On the eve of Mr Putin’s arrival in New Delhi on Thursday, Russian officials said Moscow wanted to re-energise deep ties forged in the decades after India’s independence that would serve India better than warming relationships with western powers, such as the US.
Mr Putin is expected to sign as many as 15 agreements worth about $10bn (€7.36bn, £6.67bn) during his fifth visit to India in a decade.
One top official said that while Russia had come to India’s rescue at the end of British rule, “other influential powers” had taken 50 years “to realise that India is a superpower in the making”. He also said that Russia was ready to provide India with military technology that Europe and the US would not.
Russia is offering to accelerate its nuclear plant building programme in India, build a fifth-generation jet fighter and military transport aircraft with India and partner with it in the production of satellite navigation equipment for Russia’s Glonass, a rival to the GPS system of the US.
Russia’s commercial relationship with India is grounded in military supplies, including jet fighters and submarines, and energy.
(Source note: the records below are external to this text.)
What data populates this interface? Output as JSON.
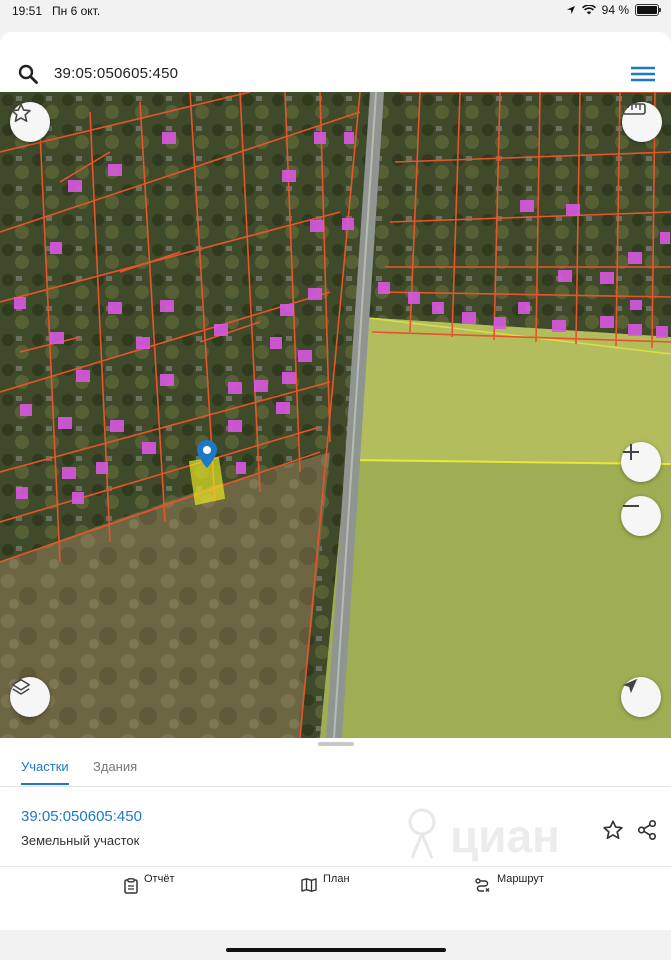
{
  "status_bar": {
    "time": "19:51",
    "date": "Пн 6 окт.",
    "battery": "94 %"
  },
  "search": {
    "value": "39:05:050605:450"
  },
  "icons": {
    "search": "search-icon",
    "menu": "hamburger-menu-icon",
    "favorite": "star-icon",
    "ruler": "ruler-icon",
    "zoom_in": "plus-icon",
    "zoom_out": "minus-icon",
    "layers": "layers-icon",
    "locate": "location-arrow-icon",
    "share": "share-icon"
  },
  "colors": {
    "accent": "#1e78c8",
    "parcel_border": "#e8542a",
    "selected_parcel": "#f2f21a",
    "building": "#d858e0"
  },
  "sheet": {
    "tabs": [
      {
        "label": "Участки",
        "active": true
      },
      {
        "label": "Здания",
        "active": false
      }
    ],
    "parcel": {
      "id": "39:05:050605:450",
      "type": "Земельный участок"
    },
    "watermark": "циан",
    "actions": [
      {
        "label": "Отчёт",
        "icon": "clipboard-icon"
      },
      {
        "label": "План",
        "icon": "map-icon"
      },
      {
        "label": "Маршрут",
        "icon": "route-icon"
      }
    ]
  }
}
Bilateral trade is worth about $8bn a year. Russia is the main supplier of weaponry to India’s security forces and has built two nuclear reactors in Tamil Nadu and has plans to build four more. Moscow also hopes to diversify commercial ties with investments in telecommunications, pharmaceuticals and information technology.
Alexander Kadakin, Moscow’s ambassador to New Delhi, said Russia had given India’s military the technological edge to defend itself from terror attacks and hostile neighbours, such as nuclear-armed Pakistan.
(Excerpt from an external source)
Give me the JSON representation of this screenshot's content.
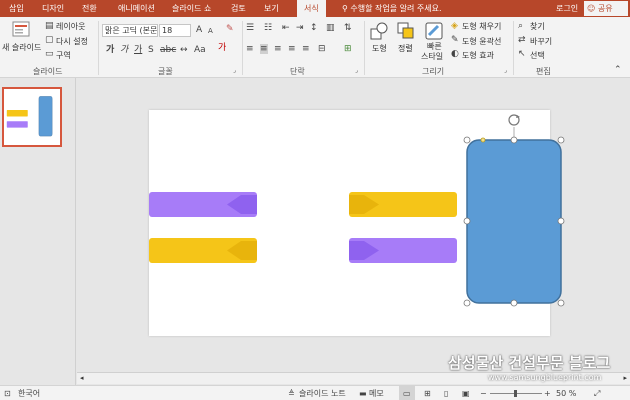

“No country in the world has offered India the technological deals as my country has done. We have shared the most sensitive and newest [technological] developments,” he said.
However, Russia’s arms supply has run into difficulties over the price of an aircraft carrier, the Admiral Gorshkov. Mr Kadakin said a lesson from the dispute was that New Delhi would have to be prepared to pay the price for advanced weapons systems and closer technological partnership.
“The days when you could get weapons for grain, rice and Ludhiana hosiery are gone forever,” he said.
Indian diplomats say that Russia’s relationship with India lost its way in the 1980s and 1990s and both sides must now make effort.
“With the break-up of the Soviet Union, the whole edifice of relations . . . came crashing down,” said Rajiv Sikri, a former secretary in India’s foreign ministry.